Alguém já parou pra pensar no lado da criança? Bem, não vou falar das festas temáticas a rigor, onde o pai e a mãe geralmente parecem mais preocupados do que os filhos pra saber se a pequena realmente está igual à Cinderela ou à Pequena Sereia, ou se o pirralho está usando a armadura do Homem de Ferro do jeito certo. Mas,  embora seja moda, imaginar um animador, e geralmente adulto, contratado pra sua festa não é ter que admitir que não se pode realmente ser criança sem pagar um alto preço.
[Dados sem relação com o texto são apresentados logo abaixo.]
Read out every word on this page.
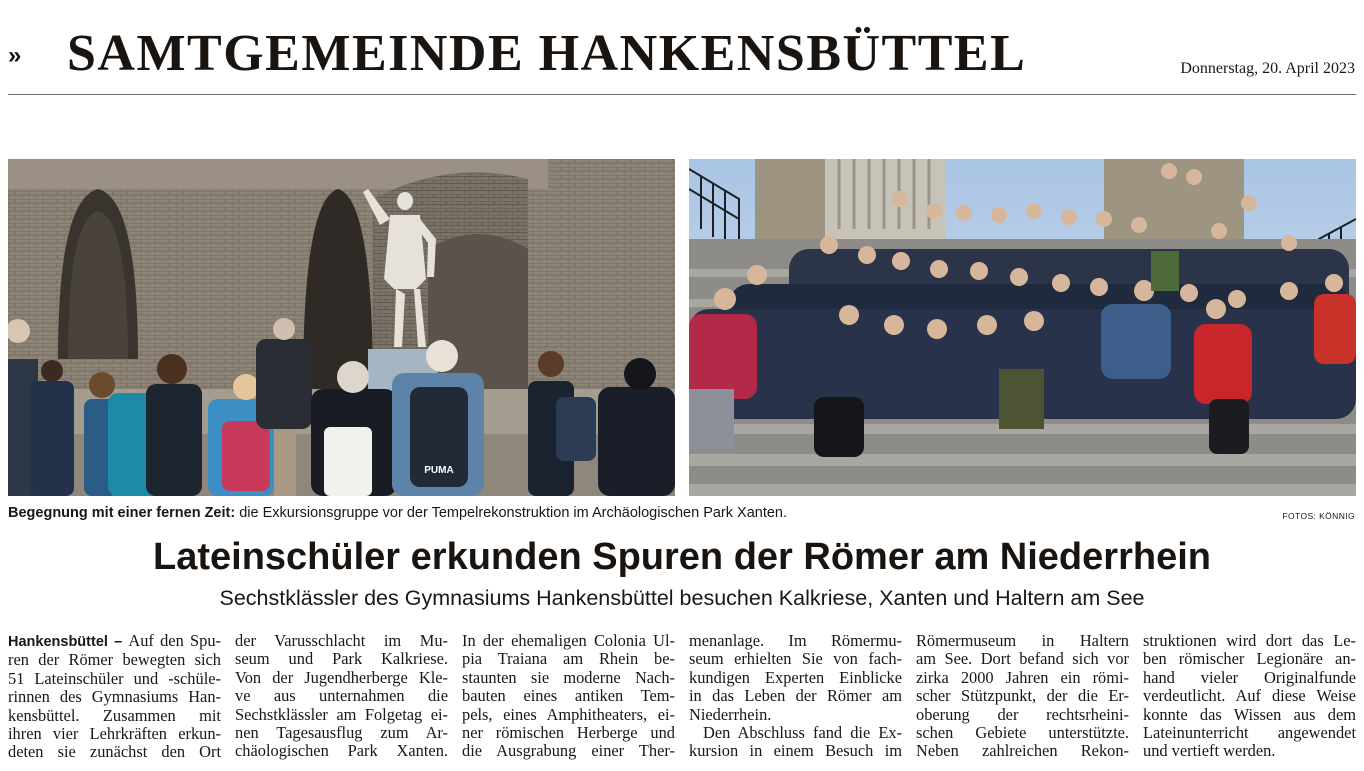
» SAMTGEMEINDE HANKENSBÜTTEL	Donnerstag, 20. April 2023
PUMA
Begegnung mit einer fernen Zeit: die Exkursionsgruppe vor der Tempelrekonstruktion im Archäologischen Park Xanten.	FOTOS: KÖNNIG
Lateinschüler erkunden Spuren der Römer am Niederrhein
Sechstklässler des Gymnasiums Hankensbüttel besuchen Kalkriese, Xanten und Haltern am See
Hankensbüttel – Auf den Spu-
ren der Römer bewegten sich
51 Lateinschüler und -schüle-
rinnen des Gymnasiums Han-
kensbüttel. Zusammen mit
ihren vier Lehrkräften erkun-
deten sie zunächst den Ort
der Varusschlacht im Mu-
seum und Park Kalkriese.
Von der Jugendherberge Kle-
ve aus unternahmen die
Sechstklässler am Folgetag ei-
nen Tagesausflug zum Ar-
chäologischen Park Xanten.
In der ehemaligen Colonia Ul-
pia Traiana am Rhein be-
staunten sie moderne Nach-
bauten eines antiken Tem-
pels, eines Amphitheaters, ei-
ner römischen Herberge und
die Ausgrabung einer Ther-
menanlage. Im Römermu-
seum erhielten Sie von fach-
kundigen Experten Einblicke
in das Leben der Römer am
Niederrhein.
Den Abschluss fand die Ex-
kursion in einem Besuch im
Römermuseum in Haltern
am See. Dort befand sich vor
zirka 2000 Jahren ein römi-
scher Stützpunkt, der die Er-
oberung der rechtsrheini-
schen Gebiete unterstützte.
Neben zahlreichen Rekon-
struktionen wird dort das Le-
ben römischer Legionäre an-
hand vieler Originalfunde
verdeutlicht. Auf diese Weise
konnte das Wissen aus dem
Lateinunterricht angewendet
und vertieft werden.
Pra tirar a dúvida sobre esses pensamentos e reminiscências, fico olhando os moleques e gurias aqui, correndo em frente de casa, numa gritaria dos infernos, bola pra um lado, menino pra outro, escondendo-se atrás dos carros, soltando tracks no meio da rua, que por sinal (e felizmente) é uma rua sem saída, com maior segurança para todos eles. Não é difícil ver entre os topetes os pequenos líderes da arruaça. Não é difícil ver entre eles próprios, alguns que se conheceram há mais ou menos uma hora, e já se estabelecem: uns são os generais em campo, outros são bons soldados executando ordens, outros ,em ação estratégica de reabastecimento, iam e voltavam lá de dentro trazendo mais doces, salgadinhos e refrigerante pra alimentar a tropa.

Dentre eles, há os próprios líderes mirins, que geralmente são os mais zoeiros, porque têm que dar o verdadeiro exemplo de como se fazer uma bagunça de respeito. Com experiência, talento e uma energia inesgotável, comandam daqui, dão dicas de lá, sacrificam-se na frente para convencer que aquela brincadeira proposta é melhor do que outra. Não tem um adulto pra atrapalhar, e o mais velho dos moleques parece que ainda não chegou aos onze, com suas canelas finas e tênis de skatista.  Um menorzinho, aí pelos cinco, já caiu e ralou o joelho, eles deram um cafuné rápido e a criatura já voltou pra zoeira mais motivado que antes. Há muito tempo não via tantos gritos de criança juntos. E olha que a rua é grande. Fecharam tudo, e os motoristas, pra passar com seus possantes, tinham que pedir com muito jeito.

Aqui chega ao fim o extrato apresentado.